Flying Piranhas! Flying fucking piranhas! How does one mess up a film about flying piranhas?! I would love to view “Piranha II” as a film experience that’s so bad it’s good, but in reality it’s so bad that it’s actually just bad. It’s no wonder James Cameron tries to pretend he had nothing to do with this film and disowns it like a stepchild. It’s a bad movie and one that poorly takes off from the concept the 1978 film laid down. It’s a shame that a movie that completely reworks the concept of killer piranhas in to something even cheesier basically doesn’t have a clue on how to handle the creatures.
So we’re basically forced to watch sixty minutes of non-stop comedy and antics of tourists and beach goers with twenty minutes of filler and ten minutes of piranha carnage thrown in to justify this being a piranha sequel.

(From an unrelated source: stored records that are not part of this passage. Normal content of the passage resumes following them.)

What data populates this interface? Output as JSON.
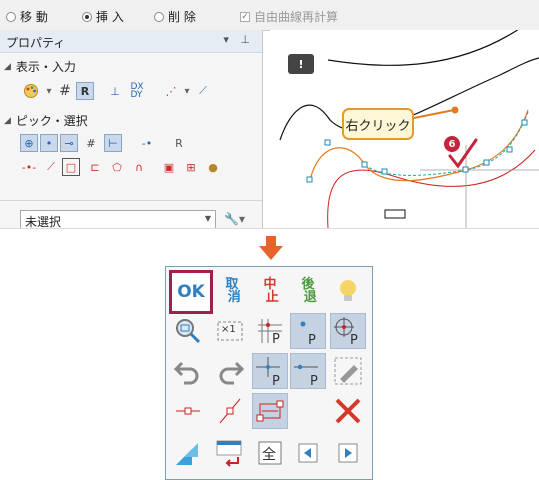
{
  "mode_bar": {
    "options": [
      {
        "label": "移 動",
        "selected": false
      },
      {
        "label": "挿 入",
        "selected": true
      },
      {
        "label": "削 除",
        "selected": false
      }
    ],
    "checkbox": {
      "label": "自由曲線再計算",
      "checked": true,
      "disabled": true
    }
  },
  "properties": {
    "title": "プロパティ",
    "section_display": "表示・入力",
    "section_pick": "ピック・選択",
    "select_value": "未選択"
  },
  "canvas": {
    "callout": "右クリック",
    "step_number": "6"
  },
  "popup": {
    "ok_label": "OK",
    "cancel_label": "取\n 消",
    "abort_label": "中\n 止",
    "back_label": "後\n 退",
    "zoom_ratio_label": "×1",
    "all_label": "全"
  },
  "colors": {
    "ok_border": "#a31f4a",
    "ok_text": "#2e80c0",
    "abort_text": "#d33a2c",
    "back_text": "#4a9a3a",
    "callout_border": "#e39b2f",
    "callout_bg": "#fdf7d6",
    "arrow": "#e8622a",
    "step_badge": "#c5243c",
    "active_cell": "#c5d2e2"
  }
}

It’s pretty obvious the special effects crew were budgeted for only so many shots of the fish, so we have nothing but disappointing carnage that barely makes a dent in the viewer’s appetite for grue. Aside from a piranha popping out of a corpses stomach, there’s very little bloodshed to be had, and when the piranha do in fact wreak havoc, there’s nothing but close up shots of the victims clutching the fake fish as badly made blood squirts out of their necks. The entirety of the film is comprised of very bad actors taking part in badly written sub-plots, all of which are barely entertaining let alone watchable.
Some poorly mentally disabled man tries to woo two models on a boat, an elderly woman tries to romance a young man, and the movie just goes on and on without a single likable character in the bunch. Lance Henriksen looks bored out of his skull playing the local sheriff investigating the mysterious death at the prologue of the film, and the mystery of the piranhas tries to come off as something atmospheric and haunting, but in reality it just drags and is absolutely tedious. The writing is so poorly compiled and conceived that the film tries to drag out the fact that the piranha killed the two divers in the opening. It rides on this delusion that their deaths are mysteries when the audience will likely be yelling at the screen “It was piranha! Move on already!”

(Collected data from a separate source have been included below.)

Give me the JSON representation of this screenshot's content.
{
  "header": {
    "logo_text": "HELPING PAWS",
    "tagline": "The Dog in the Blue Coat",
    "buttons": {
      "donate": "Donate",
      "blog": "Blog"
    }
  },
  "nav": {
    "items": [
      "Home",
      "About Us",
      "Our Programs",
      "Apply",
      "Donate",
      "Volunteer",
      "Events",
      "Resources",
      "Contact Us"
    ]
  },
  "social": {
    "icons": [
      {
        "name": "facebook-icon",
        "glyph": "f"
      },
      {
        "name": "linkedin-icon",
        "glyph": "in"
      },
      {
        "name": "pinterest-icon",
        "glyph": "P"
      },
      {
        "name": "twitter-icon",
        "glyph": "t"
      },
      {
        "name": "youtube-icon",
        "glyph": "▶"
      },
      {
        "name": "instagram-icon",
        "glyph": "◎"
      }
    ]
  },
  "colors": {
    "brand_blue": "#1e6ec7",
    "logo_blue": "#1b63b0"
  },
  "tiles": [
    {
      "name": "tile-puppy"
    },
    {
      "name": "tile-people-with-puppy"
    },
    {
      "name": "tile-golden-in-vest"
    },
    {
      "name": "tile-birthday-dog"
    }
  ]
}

Why even try to pretend these deaths could be caused by anything other than the fish when we saw it with our own eyes? There’s never a lot of reason why the piranha are on the beach, nor is there reason why they can fly or why they can survive out of water. And when they fly along the windows, it’s pretty funny. Not comically funny but pathetic funny. Even the opening involving two naked divers making out under water makes absolutely no sense and feels as if it was concocted by someone on shrooms. “Piranha II” could be a black comedy gem but as is, the humor and story are so disjointed, it’s tough to figure out where the genres begin or end. My thoughts about “Piranha II” are best summed up by a quote from the one and only Bart Simpson: I didn’t think it was physically possible, but this both sucks and blows. Thankfully James Cameron went on to bigger and better things, but who can blame him for trying to pretend this movie never existed?